Naszym głównym problemem jest niemożność zaspokojenia rozmaitych pragnień. Należy do nich zarówno prosta fizyczna konieczność zapewnienia sobie jedzenia i ubrania, jak i bardziej subtelne potrzeby – na przykład chęć zdobycia dobrej reputacji czy potrzeba słyszenia miłych i pokrzepiających słów. Niektóre formy cierpienia, takie jak głód osoby żyjącej w nędzy, są bardziej widoczne niż inne. Ale w ten czy inny sposób, wszyscy niepohamowanie łakniemy tego, czego nie mamy.

Weźmy na przykład osobę, która miała szczęście urodzić się w bardzo zamożnej rodzinie. Ktoś taki przez całe życie może nie doświadczać materialnych problemów. Jest w stanie kupić wszystko, czego zapragnie, i udać się wszędzie, dokąd tylko zechce, doznając wszelkich przyjemności i podniet oferowanych przez różne kultury. Ale gdy nie będzie już takiej rzeczy, której by ów człowiek nie miał, ani miejsca, którego by nie zwiedził, ani też przyjemności której by nie doświadczył – znów powróci palące nienasycenie. W takim stanie umysłu wielu ludzi może wręcz popaść w szaleństwo, nie umiejąc sobie radzić z intensywnym, wszechprzenikającym cierpieniem.
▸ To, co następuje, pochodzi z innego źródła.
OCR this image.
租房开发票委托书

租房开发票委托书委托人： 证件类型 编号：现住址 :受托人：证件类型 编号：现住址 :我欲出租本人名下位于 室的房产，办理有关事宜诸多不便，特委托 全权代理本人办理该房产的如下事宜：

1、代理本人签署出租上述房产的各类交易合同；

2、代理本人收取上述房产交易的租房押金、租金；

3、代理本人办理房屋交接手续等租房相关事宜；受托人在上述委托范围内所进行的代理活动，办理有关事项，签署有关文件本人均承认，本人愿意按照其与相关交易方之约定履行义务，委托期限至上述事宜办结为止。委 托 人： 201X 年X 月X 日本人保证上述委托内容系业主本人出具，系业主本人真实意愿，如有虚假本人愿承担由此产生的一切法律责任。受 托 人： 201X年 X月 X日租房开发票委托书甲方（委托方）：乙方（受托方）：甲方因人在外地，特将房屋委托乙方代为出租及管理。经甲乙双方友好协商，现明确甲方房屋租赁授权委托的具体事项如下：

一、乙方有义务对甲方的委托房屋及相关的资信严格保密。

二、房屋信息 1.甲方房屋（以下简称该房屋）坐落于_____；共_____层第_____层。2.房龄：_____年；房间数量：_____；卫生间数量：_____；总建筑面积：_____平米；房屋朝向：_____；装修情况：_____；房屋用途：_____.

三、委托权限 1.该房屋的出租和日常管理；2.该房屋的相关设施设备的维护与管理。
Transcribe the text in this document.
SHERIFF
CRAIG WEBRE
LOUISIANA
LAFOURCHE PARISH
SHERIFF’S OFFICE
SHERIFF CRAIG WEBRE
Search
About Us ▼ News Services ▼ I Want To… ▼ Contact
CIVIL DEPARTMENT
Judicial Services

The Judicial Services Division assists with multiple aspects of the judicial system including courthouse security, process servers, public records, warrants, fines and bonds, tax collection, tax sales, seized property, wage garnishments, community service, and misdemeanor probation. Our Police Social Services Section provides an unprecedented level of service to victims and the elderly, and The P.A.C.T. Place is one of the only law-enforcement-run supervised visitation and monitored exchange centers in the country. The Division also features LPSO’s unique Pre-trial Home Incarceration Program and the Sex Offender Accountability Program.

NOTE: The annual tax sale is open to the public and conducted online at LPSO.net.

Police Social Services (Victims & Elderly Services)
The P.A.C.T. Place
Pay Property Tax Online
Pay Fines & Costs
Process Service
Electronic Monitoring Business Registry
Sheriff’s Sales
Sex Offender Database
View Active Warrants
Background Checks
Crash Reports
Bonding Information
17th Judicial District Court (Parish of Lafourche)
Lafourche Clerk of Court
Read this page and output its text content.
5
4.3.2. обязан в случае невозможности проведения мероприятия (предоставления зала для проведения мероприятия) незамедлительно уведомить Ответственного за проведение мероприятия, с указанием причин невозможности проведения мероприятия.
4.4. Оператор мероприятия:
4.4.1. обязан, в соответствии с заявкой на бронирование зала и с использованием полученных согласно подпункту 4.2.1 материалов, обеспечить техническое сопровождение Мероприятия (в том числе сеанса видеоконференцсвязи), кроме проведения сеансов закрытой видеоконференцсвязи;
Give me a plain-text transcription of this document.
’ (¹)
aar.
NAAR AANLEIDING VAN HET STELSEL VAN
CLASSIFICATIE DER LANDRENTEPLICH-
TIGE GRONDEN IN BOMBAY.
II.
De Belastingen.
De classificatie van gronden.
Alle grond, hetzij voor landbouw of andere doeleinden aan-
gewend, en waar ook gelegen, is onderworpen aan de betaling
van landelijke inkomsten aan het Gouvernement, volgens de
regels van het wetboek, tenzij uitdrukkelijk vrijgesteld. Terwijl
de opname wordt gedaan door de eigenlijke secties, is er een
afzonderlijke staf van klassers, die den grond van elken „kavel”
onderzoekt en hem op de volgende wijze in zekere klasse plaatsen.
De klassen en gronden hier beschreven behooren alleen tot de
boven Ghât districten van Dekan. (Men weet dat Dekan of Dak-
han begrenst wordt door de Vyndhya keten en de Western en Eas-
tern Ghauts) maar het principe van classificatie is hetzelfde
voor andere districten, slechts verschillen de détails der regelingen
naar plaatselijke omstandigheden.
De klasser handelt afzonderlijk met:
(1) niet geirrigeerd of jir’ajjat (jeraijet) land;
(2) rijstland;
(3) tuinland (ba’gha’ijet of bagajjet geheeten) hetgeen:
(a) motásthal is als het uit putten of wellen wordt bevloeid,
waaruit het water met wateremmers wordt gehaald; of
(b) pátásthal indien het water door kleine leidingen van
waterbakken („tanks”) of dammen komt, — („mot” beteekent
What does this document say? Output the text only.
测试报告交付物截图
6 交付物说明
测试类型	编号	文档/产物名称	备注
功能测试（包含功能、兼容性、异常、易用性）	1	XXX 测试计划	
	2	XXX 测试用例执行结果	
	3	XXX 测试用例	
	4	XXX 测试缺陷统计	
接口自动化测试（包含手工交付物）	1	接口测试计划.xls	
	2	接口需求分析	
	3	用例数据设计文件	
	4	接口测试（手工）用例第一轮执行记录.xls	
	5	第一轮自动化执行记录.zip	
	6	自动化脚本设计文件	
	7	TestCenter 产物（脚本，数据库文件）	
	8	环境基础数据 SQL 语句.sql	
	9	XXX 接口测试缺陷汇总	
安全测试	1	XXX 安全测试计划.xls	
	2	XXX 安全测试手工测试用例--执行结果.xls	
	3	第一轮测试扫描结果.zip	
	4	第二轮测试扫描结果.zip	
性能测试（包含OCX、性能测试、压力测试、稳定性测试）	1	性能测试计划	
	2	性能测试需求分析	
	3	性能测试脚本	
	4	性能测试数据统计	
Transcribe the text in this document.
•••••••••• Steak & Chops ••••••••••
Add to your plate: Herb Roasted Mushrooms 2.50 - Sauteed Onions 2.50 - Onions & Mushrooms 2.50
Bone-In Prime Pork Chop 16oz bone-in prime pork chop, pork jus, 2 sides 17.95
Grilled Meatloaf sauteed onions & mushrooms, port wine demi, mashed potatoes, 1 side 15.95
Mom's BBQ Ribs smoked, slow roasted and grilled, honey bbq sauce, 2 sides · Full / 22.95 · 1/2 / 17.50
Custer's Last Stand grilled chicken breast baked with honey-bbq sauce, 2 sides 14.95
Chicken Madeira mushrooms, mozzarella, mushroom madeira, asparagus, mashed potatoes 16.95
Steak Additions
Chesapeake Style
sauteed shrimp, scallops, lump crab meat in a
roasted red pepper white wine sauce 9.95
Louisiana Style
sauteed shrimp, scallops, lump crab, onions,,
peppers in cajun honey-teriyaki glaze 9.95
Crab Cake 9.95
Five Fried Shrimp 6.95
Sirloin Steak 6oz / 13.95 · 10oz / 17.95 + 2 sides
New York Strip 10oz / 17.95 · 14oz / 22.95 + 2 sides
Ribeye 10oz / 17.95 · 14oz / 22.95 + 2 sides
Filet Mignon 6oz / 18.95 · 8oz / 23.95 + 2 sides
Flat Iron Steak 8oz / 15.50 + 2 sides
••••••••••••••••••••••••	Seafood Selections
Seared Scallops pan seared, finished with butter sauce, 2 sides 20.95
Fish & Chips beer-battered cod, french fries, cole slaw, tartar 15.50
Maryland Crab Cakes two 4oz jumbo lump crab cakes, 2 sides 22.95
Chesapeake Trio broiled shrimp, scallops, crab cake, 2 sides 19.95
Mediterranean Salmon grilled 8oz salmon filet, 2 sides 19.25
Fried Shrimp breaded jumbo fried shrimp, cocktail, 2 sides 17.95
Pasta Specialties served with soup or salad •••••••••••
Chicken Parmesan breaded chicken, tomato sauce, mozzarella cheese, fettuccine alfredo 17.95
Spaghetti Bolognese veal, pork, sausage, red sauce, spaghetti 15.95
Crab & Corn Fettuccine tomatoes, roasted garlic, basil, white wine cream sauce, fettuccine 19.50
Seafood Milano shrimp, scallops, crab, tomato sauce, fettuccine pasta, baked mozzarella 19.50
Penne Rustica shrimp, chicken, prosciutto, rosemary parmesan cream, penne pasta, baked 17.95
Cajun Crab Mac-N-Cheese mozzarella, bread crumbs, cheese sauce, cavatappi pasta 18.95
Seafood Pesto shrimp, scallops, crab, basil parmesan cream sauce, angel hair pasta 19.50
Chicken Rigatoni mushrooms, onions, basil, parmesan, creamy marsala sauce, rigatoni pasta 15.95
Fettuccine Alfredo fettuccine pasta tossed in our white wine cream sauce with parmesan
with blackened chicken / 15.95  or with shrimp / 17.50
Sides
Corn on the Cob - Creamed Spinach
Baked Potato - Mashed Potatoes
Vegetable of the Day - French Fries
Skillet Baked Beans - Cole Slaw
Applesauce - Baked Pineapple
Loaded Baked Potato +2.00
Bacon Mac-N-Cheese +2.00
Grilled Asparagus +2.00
Doświadczamy go nawet wtedy, gdy nie brakuje nam materialnego dostatku. Zdarza się bowiem bardzo często, że dobrobyt tylko nasila niezadowolenie – to za jego sprawą prawda, ze posiadanie nie odcina korzeni cierpienia, staje się jeszcze bardziej widoczna. Nadal odczuwamy niezadowolenie, pomieszanie i obawę. Gdyby materialny komfort mógł je wyeliminować, od pewnego poziomu bogactwa poczynając, wszystkie cierpienia przestałyby istnieć; znikłoby też całe niezadowolenie. Dopóki jednak naszym umysłem władają nieposkromione potrzeby ciała, dopóty będziemy doznawać cierpienia. (…)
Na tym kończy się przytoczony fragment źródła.